Seruan setiap kata telah ku dengarkan
seruling yang berbisik telah ku rasakan
sendu dalam setiap nada telah ku paksa
jiwa yang hilang telah ku buang dalam hina

aku bersama seorang bayang yang hilang ditelan hampa
tak terasa dan aku bahagia jika sendiri
sunyi dalam setiap senja telah ku telaah
dengan ramainya dan kecintaannya pada merah

bukankah hidup kita tak sempurna ?
entah kenapa manusia selalu merasa diri mereka lebih
selalu merasakan bahwa yang menang adalah tahta
dan hinaan adalah yang terendah untuknya

cacian dalam setiap perbedaan selalu ada
jiwa yang hilang dan tak tentu arah
walaupun sukma jaya telah berkarya
 kita enggan untuk mencintanya

kekuasaan diatas segalanya
setiap perkara selalu ditemani dengan masalah
ketika jauh kurasa pilu yang kelabu
kurasakan sepiku sempurna jika tanpamu

hiduplah jiwaku yang malu
tersenyumlah dan bahagia dengan hidup kita
anugerah yang telah kita punya, tak siapapun punya
kau berharga dan kita adalah permata yang berkarya

ingatlah bahwa kita adalah kuat dalam masa
jiwa kita tangguh tanpa terunggah
kesendirianmu adalah kekuatan alam sunyi
kita beruntung tanpa kelemahan mereka

  • view 342

  • Redaksi inspirasi.co
    Redaksi inspirasi.co
    1 tahun yang lalu.
    Catatan redaksi:

    Puisi kesendirian yang sangat kuat. Lewat pemilihan kata-kata yang pas, sajak karya Mashel D. Wakey ini terbaca puitis dan berhasil menyampaikan pesan mendalam. Bahkan bisa dibilang puisi ini perlawanan bagi kecenderungan tren masa kini yang mengelu-elukan popularitas dan keinginan untuk berbicara di depan umum.

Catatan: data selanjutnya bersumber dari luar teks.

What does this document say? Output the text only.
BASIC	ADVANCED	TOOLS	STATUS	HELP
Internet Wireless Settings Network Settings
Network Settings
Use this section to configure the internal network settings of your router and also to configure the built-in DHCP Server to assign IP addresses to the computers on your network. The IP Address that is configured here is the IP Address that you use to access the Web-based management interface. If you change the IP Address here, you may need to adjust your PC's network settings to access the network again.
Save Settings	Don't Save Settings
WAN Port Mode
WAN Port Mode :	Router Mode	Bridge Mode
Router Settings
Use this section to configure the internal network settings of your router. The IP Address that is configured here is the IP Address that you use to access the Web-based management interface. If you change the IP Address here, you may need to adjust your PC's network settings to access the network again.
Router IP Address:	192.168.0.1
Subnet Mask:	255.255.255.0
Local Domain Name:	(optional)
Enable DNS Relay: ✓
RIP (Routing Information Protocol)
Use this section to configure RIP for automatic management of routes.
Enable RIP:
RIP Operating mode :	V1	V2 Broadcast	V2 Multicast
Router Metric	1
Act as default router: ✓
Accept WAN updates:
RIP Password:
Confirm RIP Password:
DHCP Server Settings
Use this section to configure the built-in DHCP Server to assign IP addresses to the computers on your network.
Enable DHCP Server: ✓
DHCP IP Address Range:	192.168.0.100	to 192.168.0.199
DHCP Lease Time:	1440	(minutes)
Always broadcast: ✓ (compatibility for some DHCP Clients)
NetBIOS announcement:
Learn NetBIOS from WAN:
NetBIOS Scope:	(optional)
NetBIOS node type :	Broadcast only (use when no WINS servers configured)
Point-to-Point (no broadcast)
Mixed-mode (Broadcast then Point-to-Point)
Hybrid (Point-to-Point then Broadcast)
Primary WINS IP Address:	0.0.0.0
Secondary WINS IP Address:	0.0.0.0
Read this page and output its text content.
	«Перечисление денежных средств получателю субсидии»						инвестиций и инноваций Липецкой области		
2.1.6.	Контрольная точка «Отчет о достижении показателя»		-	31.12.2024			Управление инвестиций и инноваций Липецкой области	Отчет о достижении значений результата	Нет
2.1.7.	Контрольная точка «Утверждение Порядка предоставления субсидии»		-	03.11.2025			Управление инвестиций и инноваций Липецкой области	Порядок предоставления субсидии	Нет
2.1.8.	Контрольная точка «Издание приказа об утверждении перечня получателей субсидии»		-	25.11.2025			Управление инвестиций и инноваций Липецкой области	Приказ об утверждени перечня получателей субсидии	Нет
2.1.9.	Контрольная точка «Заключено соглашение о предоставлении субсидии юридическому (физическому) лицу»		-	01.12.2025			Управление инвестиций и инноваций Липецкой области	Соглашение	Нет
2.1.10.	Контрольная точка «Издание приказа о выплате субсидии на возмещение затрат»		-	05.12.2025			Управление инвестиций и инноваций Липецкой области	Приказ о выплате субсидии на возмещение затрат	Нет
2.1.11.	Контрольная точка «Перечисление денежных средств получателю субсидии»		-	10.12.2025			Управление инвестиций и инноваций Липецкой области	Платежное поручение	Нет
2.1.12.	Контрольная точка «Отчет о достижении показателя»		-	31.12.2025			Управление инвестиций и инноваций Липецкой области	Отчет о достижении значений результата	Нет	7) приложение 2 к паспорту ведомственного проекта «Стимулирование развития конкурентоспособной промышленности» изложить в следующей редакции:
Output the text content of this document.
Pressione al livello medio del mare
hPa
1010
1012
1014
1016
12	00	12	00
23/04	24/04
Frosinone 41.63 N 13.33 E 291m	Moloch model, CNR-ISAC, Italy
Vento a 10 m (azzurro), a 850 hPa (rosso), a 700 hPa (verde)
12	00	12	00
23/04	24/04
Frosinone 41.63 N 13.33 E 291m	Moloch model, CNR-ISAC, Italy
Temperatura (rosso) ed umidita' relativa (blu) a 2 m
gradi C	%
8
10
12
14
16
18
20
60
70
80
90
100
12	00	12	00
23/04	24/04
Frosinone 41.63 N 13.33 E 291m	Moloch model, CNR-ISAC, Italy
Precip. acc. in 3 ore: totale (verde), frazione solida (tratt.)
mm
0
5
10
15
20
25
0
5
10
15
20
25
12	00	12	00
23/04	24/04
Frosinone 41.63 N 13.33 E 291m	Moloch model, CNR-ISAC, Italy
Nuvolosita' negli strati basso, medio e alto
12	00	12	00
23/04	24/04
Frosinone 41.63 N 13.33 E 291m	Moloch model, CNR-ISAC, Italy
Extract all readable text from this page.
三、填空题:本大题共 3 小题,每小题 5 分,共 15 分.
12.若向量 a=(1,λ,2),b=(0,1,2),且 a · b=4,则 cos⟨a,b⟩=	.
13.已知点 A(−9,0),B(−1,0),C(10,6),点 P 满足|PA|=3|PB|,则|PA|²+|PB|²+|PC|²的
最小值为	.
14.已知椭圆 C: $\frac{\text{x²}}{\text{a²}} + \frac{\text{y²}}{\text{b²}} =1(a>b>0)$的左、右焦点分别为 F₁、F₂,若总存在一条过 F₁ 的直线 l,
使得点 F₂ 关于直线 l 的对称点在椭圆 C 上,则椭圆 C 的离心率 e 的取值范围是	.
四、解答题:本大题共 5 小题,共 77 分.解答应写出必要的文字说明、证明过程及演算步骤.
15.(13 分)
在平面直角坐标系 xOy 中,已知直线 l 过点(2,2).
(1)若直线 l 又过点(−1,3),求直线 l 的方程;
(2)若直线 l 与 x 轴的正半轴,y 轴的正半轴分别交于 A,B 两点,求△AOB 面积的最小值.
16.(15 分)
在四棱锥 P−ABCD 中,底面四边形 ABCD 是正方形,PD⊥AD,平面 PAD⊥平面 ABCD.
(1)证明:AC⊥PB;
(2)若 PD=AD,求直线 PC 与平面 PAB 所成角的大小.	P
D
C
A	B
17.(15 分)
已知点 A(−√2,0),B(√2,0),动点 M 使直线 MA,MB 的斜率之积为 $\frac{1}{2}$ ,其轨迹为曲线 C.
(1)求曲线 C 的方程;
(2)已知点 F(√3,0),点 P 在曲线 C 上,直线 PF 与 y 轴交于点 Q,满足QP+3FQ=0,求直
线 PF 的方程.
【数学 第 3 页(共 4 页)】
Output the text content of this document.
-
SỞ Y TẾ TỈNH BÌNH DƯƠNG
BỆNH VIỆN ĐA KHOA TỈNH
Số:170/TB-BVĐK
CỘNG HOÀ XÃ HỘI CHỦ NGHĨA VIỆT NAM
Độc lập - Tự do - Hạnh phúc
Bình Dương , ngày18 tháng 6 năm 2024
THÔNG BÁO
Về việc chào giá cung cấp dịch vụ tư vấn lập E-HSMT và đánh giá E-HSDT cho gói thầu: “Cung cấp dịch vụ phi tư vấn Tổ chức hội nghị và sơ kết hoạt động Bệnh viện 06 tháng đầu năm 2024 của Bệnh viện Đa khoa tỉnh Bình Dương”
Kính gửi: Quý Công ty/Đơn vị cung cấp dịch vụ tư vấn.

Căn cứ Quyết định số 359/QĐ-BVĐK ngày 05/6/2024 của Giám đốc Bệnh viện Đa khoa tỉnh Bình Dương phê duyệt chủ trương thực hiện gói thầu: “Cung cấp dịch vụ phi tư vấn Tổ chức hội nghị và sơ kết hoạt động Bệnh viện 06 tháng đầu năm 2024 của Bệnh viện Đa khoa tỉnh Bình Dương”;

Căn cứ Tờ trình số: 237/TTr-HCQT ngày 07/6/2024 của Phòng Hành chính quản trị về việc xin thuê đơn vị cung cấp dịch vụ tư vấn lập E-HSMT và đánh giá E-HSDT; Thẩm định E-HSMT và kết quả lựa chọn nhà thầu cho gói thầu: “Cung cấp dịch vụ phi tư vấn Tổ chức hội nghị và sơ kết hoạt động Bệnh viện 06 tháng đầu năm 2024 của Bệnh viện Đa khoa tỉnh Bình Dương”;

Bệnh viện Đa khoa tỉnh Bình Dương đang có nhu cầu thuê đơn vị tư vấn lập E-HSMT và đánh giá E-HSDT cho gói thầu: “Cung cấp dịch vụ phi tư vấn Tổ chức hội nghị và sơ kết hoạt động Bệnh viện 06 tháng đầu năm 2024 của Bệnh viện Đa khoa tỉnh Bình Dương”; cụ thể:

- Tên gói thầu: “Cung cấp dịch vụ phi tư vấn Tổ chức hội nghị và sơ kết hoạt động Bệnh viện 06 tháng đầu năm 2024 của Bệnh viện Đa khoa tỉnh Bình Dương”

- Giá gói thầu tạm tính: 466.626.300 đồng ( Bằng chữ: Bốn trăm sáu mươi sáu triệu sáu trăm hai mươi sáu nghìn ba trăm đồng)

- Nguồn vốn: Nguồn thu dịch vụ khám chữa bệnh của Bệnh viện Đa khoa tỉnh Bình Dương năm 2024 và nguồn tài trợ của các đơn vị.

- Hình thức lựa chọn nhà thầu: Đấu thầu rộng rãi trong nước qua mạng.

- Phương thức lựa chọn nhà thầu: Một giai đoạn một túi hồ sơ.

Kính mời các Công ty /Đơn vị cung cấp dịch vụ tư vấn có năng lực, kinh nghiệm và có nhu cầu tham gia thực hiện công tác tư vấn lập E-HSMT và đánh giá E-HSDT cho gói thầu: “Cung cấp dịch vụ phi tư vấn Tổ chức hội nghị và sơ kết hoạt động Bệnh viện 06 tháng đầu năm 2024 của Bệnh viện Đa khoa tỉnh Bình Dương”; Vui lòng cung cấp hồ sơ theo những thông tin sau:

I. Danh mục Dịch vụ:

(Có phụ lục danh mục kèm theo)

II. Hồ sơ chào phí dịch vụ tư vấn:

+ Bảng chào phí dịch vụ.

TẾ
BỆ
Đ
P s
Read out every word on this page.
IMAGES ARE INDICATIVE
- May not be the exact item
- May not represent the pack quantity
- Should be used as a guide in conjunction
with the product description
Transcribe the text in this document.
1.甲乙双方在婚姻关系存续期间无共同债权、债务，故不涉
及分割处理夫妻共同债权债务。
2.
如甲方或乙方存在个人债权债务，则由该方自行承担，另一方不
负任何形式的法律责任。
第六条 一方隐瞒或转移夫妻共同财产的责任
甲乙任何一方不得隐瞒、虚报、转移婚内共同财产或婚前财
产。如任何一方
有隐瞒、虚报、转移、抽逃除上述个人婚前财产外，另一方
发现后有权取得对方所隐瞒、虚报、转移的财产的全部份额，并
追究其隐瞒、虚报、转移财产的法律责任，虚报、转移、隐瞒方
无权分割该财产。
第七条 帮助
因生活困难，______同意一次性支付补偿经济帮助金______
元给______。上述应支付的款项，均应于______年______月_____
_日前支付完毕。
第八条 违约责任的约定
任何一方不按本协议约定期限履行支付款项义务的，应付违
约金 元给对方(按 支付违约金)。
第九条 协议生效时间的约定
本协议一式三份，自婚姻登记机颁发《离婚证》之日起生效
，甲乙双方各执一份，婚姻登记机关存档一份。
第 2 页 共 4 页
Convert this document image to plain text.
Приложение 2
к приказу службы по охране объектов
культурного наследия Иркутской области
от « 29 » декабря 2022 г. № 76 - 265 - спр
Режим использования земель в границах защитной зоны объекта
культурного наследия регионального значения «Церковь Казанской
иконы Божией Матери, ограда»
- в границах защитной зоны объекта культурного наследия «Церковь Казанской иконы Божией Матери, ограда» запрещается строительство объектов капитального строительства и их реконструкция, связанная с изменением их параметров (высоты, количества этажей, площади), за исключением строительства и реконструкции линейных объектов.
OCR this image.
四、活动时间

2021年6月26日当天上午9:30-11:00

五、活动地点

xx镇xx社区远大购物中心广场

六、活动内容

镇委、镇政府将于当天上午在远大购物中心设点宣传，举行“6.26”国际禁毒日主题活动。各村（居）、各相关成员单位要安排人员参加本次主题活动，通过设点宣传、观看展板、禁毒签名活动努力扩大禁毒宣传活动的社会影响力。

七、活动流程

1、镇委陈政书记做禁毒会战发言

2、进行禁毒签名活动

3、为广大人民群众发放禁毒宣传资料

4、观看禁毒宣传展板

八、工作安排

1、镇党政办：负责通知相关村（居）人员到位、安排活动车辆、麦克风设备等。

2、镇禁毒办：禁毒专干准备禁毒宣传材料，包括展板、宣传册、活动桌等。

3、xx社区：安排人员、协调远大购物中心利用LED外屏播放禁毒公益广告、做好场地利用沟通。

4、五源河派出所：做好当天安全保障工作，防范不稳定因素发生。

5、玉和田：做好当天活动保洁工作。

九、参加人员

    “Ingatlah bahwa kita adalah kuat dalam masa. Jiwa kita tangguh tanpa terunggah,” menjadi dua larik sederhana yang justru kita tak perlu mencari dukungan orang lain dan memamerkan apa yang kita lakukan atau kita capai ke publik untuk bisa menikmati hidup dengan sepenuh hati. Bagus sekali, Mashel.